There were eight family members in all who took the stand to testify about Charles Jr. All had similar things to say about his kindness and respect for others.
Neither Smith or Aguilar had a family member take the stand, but, instead, their attorneys chose to call Andrew Fraiser, who prepared the pre-sentence investigation report to the stand. Both attorneys questioned Fraiser about what was in the report and whether he had viewed the videotape, sound files and read the victim statements prior to completing his report. He said he had done none of those things.
One of the victims did appear in court but did not take the stand due to her tardiness to the courtroom.
Prosecuting assistant district attorney James Sales delivered the following closing statement to the courtroom, “These gentleman are supposed to be the shepherds and the inmates the sheep. When the shepherds become the wolves, who is left to protect the sheep?”
He encouraged the judge to give state jail time rather than probation to deter other jailers from committing similar crimes in the future.

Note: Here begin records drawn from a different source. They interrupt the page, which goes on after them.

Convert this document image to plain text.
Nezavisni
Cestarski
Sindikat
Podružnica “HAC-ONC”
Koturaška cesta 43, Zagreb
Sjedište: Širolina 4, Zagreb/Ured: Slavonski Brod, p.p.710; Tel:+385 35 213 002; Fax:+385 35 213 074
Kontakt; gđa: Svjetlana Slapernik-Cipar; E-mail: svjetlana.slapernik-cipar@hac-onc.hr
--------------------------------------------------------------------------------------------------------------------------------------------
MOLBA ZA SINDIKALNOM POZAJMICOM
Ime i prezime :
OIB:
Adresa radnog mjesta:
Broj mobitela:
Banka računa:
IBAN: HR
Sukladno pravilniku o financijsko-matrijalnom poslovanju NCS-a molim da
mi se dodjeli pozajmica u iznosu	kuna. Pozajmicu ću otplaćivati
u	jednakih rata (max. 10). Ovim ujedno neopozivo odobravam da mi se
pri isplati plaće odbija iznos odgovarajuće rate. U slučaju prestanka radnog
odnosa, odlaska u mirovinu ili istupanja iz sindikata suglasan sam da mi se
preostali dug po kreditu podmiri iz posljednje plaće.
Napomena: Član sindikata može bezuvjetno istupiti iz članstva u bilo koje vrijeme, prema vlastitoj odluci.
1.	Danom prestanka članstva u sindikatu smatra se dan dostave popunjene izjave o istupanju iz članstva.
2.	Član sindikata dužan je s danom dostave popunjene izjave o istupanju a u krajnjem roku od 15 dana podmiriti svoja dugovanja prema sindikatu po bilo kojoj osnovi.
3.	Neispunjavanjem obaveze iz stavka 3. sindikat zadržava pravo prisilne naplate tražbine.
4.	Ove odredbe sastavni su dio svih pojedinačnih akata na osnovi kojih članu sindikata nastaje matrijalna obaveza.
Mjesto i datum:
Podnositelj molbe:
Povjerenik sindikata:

“Please, consider the full range of punishment,” Stephen Foster, attorney for Charles Jr., asked the judge, “He confessed fully to this crime. He should be given the lower range of justice unlike these men. Please, take the different levels of guilt into consideration.”
“Mr. Smith at no time has tried to point the finger at anyone else,” attorney for Smith, Viki Martino, said. “Everything he has done since he committed the offense shows he is a candidate for probation.”
Judge Whatley informed each of the men upon reading their sentence that they had the option to appeal her decision.
“I am glad they got time in jail instead of probation,” one of the female inmates said outside of the courtroom after the sentencing concluded. “What they did to me is going to affect me for the rest of my life.”